Churchill famously declared during the Second World War that the “Truth is so precious that she must often be attended by a bodyguard of lies” – and the British military effort entailed the largest and most complex exploitation of deception in warfare to date. This involved the twin arms of message interception and code breaking (through the extraordinary work of Bletchley Park in particular), and the use of all kinds of deception tactics (including the use of double agents and entirely fictitious battalions preparing to invade the Pas de Calais around the time of D Day’s Normandy landings).
It raises all kinds of questions about the morality of truth – and yet it seems a pragmatic necessity in wartime, if it can be pulled off.

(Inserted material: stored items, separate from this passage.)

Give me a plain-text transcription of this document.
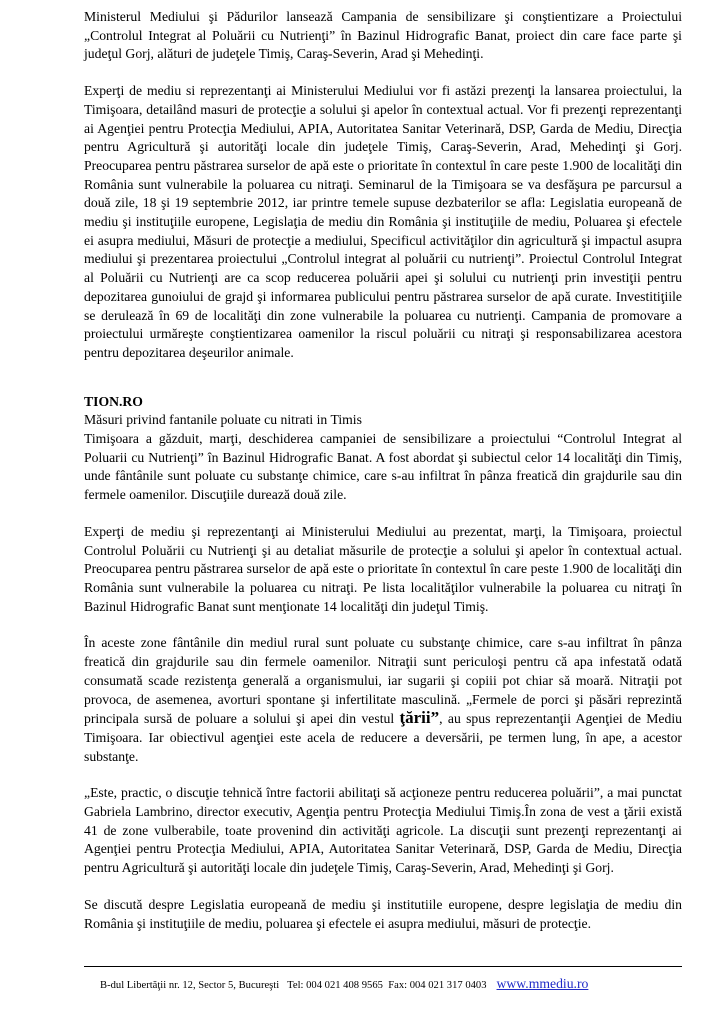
Ministerul Mediului şi Pădurilor lansează Campania de sensibilizare şi conştientizare a Proiectului „Controlul Integrat al Poluării cu Nutrienţi” în Bazinul Hidrografic Banat, proiect din care face parte şi judeţul Gorj, alături de judeţele Timiş, Caraş-Severin, Arad şi Mehedinţi.

Experţi de mediu si reprezentanţi ai Ministerului Mediului vor fi astăzi prezenţi la lansarea proiectului, la Timişoara, detailând masuri de protecţie a solului şi apelor în contextual actual. Vor fi prezenţi reprezentanţi ai Agenţiei pentru Protecţia Mediului, APIA, Autoritatea Sanitar Veterinară, DSP, Garda de Mediu, Direcţia pentru Agricultură şi autorităţi locale din judeţele Timiş, Caraş-Severin, Arad, Mehedinţi şi Gorj. Preocuparea pentru păstrarea surselor de apă este o prioritate în contextul în care peste 1.900 de localităţi din România sunt vulnerabile la poluarea cu nitraţi. Seminarul de la Timişoara se va desfăşura pe parcursul a două zile, 18 şi 19 septembrie 2012, iar printre temele supuse dezbaterilor se afla: Legislatia europeană de mediu şi instituţiile europene, Legislaţia de mediu din România şi instituţiile de mediu, Poluarea şi efectele ei asupra mediului, Măsuri de protecţie a mediului, Specificul activităţilor din agricultură şi impactul asupra mediului şi prezentarea proiectului „Controlul integrat al poluării cu nutrienţi”. Proiectul Controlul Integrat al Poluării cu Nutrienţi are ca scop reducerea poluării apei şi solului cu nutrienţi prin investiţii pentru depozitarea gunoiului de grajd şi informarea publicului pentru păstrarea surselor de apă curate. Investitiţiile se derulează în 69 de localităţi din zone vulnerabile la poluarea cu nutrienţi. Campania de promovare a proiectului urmăreşte conştientizarea oamenilor la riscul poluării cu nitraţi şi responsabilizarea acestora pentru depozitarea deşeurilor animale.

TION.RO
Măsuri privind fantanile poluate cu nitrati in Timis

Timişoara a găzduit, marţi, deschiderea campaniei de sensibilizare a proiectului “Controlul Integrat al Poluarii cu Nutrienţi” în Bazinul Hidrografic Banat. A fost abordat şi subiectul celor 14 localităţi din Timiş, unde fântânile sunt poluate cu substanţe chimice, care s-au infiltrat în pânza freatică din grajdurile sau din fermele oamenilor. Discuţiile durează două zile.

Experţi de mediu şi reprezentanţi ai Ministerului Mediului au prezentat, marţi, la Timişoara, proiectul Controlul Poluării cu Nutrienţi şi au detaliat măsurile de protecţie a solului şi apelor în contextual actual. Preocuparea pentru păstrarea surselor de apă este o prioritate în contextul în care peste 1.900 de localităţi din România sunt vulnerabile la poluarea cu nitraţi. Pe lista localităţilor vulnerabile la poluarea cu nitraţi în Bazinul Hidrografic Banat sunt menţionate 14 localităţi din judeţul Timiş.

În aceste zone fântânile din mediul rural sunt poluate cu substanţe chimice, care s-au infiltrat în pânza freatică din grajdurile sau din fermele oamenilor. Nitraţii sunt periculoşi pentru că apa infestată odată consumată scade rezistenţa generală a organismului, iar sugarii şi copiii pot chiar să moară. Nitraţii pot provoca, de asemenea, avorturi spontane şi infertilitate masculină. „Fermele de porci şi păsări reprezintă principala sursă de poluare a solului şi apei din vestul ţării”, au spus reprezentanţii Agenţiei de Mediu Timişoara. Iar obiectivul agenţiei este acela de reducere a deversării, pe termen lung, în ape, a acestor substanţe.

„Este, practic, o discuţie tehnică între factorii abilitaţi să acţioneze pentru reducerea poluării”, a mai punctat Gabriela Lambrino, director executiv, Agenţia pentru Protecţia Mediului Timiş.În zona de vest a ţării există 41 de zone vulberabile, toate provenind din activităţi agricole. La discuţii sunt prezenţi reprezentanţi ai Agenţiei pentru Protecţia Mediului, APIA, Autoritatea Sanitar Veterinară, DSP, Garda de Mediu, Direcţia pentru Agricultură şi autorităţi locale din judeţele Timiş, Caraş-Severin, Arad, Mehedinţi şi Gorj.

Se discută despre Legislatia europeană de mediu şi institutiile europene, despre legislaţia de mediu din România şi instituţiile de mediu, poluarea şi efectele ei asupra mediului, măsuri de protecţie.

B-dul Libertăţii nr. 12, Sector 5, Bucureşti Tel: 004 021 408 9565 Fax: 004 021 317 0403 www.mmediu.ro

This has been much in mind this weekend, as I’ve been exploring this element of conspiracies. I’ve particularly enjoyed Joshua Levine’s Operation Fortitude and Sinclair McKay’s The Secret Life of Bletchley Park. What’s more, Joshua and I had a few free hours while the girls were doing other things on Saturday – and we got the train up to Bletchley to have a look around the Code-breaking museum. A fantastic day out. The highlight (apart from the chance to soak up a bit of the atmosphere of the place on what was a perfectly clear, crisp winter’s day despite the place looking rather the worse for ware and in need of further finance) was to be able to wander in Hut 8 – and to see Alan Turing and then Hugh Alexander’s office as they oversaw some of the most important code breaking efforts of the war.

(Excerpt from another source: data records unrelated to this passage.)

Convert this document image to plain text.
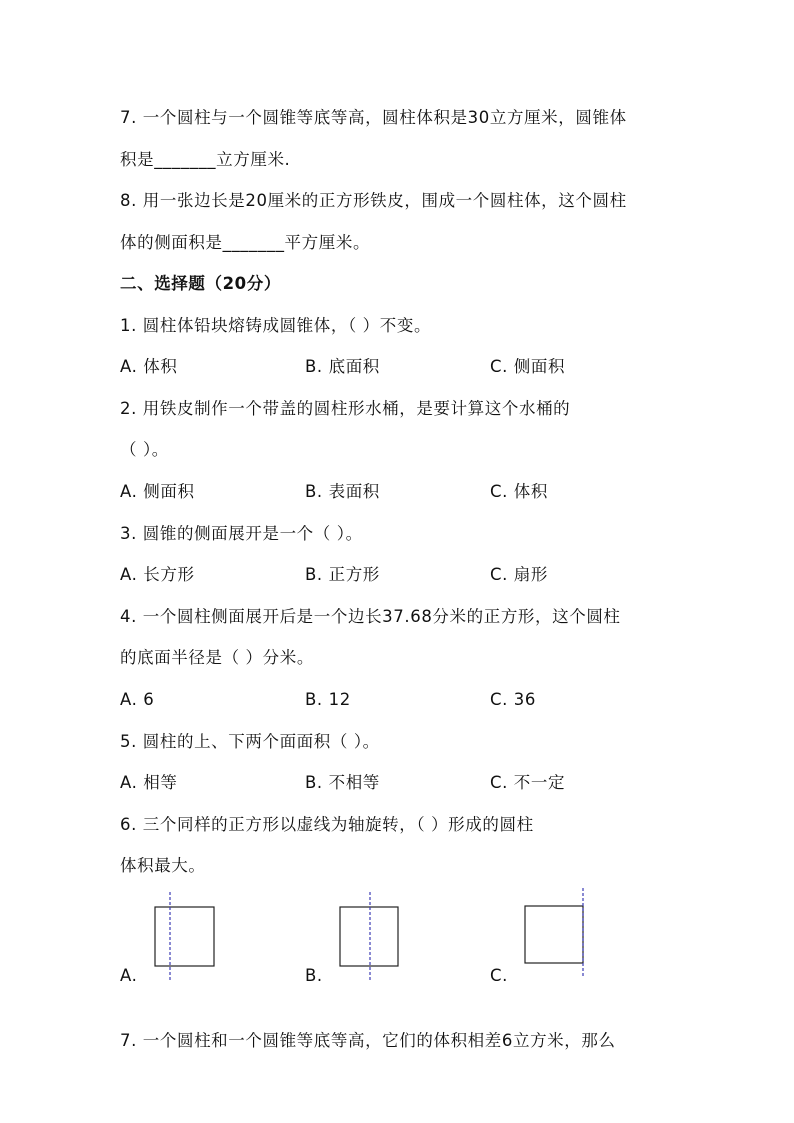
7. 一个圆柱与一个圆锥等底等高，圆柱体积是30立方厘米，圆锥体
积是_______立方厘米.
8. 用一张边长是20厘米的正方形铁皮，围成一个圆柱体，这个圆柱
体的侧面积是_______平方厘米。
二、选择题（20分）
1. 圆柱体铅块熔铸成圆锥体，（ ）不变。
A. 体积	B. 底面积	C. 侧面积
2. 用铁皮制作一个带盖的圆柱形水桶，是要计算这个水桶的
（ ）。
A. 侧面积	B. 表面积	C. 体积
3. 圆锥的侧面展开是一个（ ）。
A. 长方形	B. 正方形	C. 扇形
4. 一个圆柱侧面展开后是一个边长37.68分米的正方形，这个圆柱
的底面半径是（ ）分米。
A. 6	B. 12	C. 36
5. 圆柱的上、下两个面面积（ ）。
A. 相等	B. 不相等	C. 不一定
6. 三个同样的正方形以虚线为轴旋转，（ ）形成的圆柱
体积最大。
A.	B.	C.
7. 一个圆柱和一个圆锥等底等高，它们的体积相差6立方米，那么
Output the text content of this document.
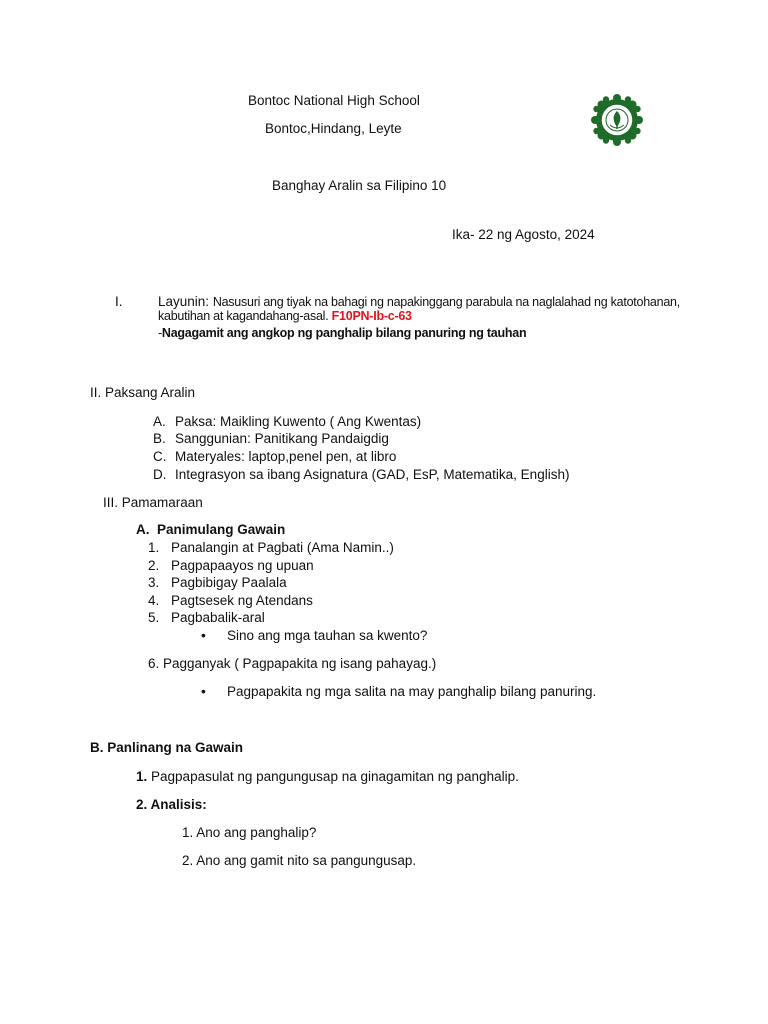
Bontoc National High School
Bontoc,Hindang, Leyte
Banghay Aralin sa Filipino 10
Ika- 22 ng Agosto, 2024
I.	Layunin: Nasusuri ang tiyak na bahagi ng napakinggang parabula na naglalahad ng katotohanan,
kabutihan at kagandahang-asal. F10PN-Ib-c-63
-Nagagamit ang angkop ng panghalip bilang panuring ng tauhan
II. Paksang Aralin
A. Paksa: Maikling Kuwento ( Ang Kwentas)
B. Sanggunian: Panitikang Pandaigdig
C. Materyales: laptop,penel pen, at libro
D. Integrasyon sa ibang Asignatura (GAD, EsP, Matematika, English)
III. Pamamaraan
A. Panimulang Gawain
1. Panalangin at Pagbati (Ama Namin..)
2. Pagpapaayos ng upuan
3. Pagbibigay Paalala
4. Pagtsesek ng Atendans
5. Pagbabalik-aral
• Sino ang mga tauhan sa kwento?
6. Pagganyak ( Pagpapakita ng isang pahayag.)
• Pagpapakita ng mga salita na may panghalip bilang panuring.
B. Panlinang na Gawain
1. Pagpapasulat ng pangungusap na ginagamitan ng panghalip.
2. Analisis:
1. Ano ang panghalip?
2. Ano ang gamit nito sa pangungusap.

Here are a few snaps (more in the Flickr set here)
This was all in mind as I came to an hilarious moment early on in the war, which provided an important lesson for the Operation Fortitude Planners.
Physical deception was the element of the deception on which least emphasis was placed. In older versions of the plan [of Operation Fortitude] this had not been so. The movement of real troops and the building of fake camps had been envisaged on a sizeable scale, along with widespread displays of dummy tanks and aeroplanes. [Major David] Strangeways had stripped his plan of most of thee elements. Partly this reflected a lack of resources, for if the work had to be compromised, or if the preparation necessary was too elaborate, the deception risked being revealed. An example of this had occurred earlier in the war in Holland when the Germans built a full-scale replica of an airfield out of wood. It proved so painstaking to put together that Allied intelligence was able to observe its construction and note its completion. The next day a British aircraft flew overhead and dropped a single wooden bomb onto it. (Operation Fortitude, p232)
Whether the recipients of this wooden ‘bomb’ saw the funny side of this history doesn’t relate. But I hope so.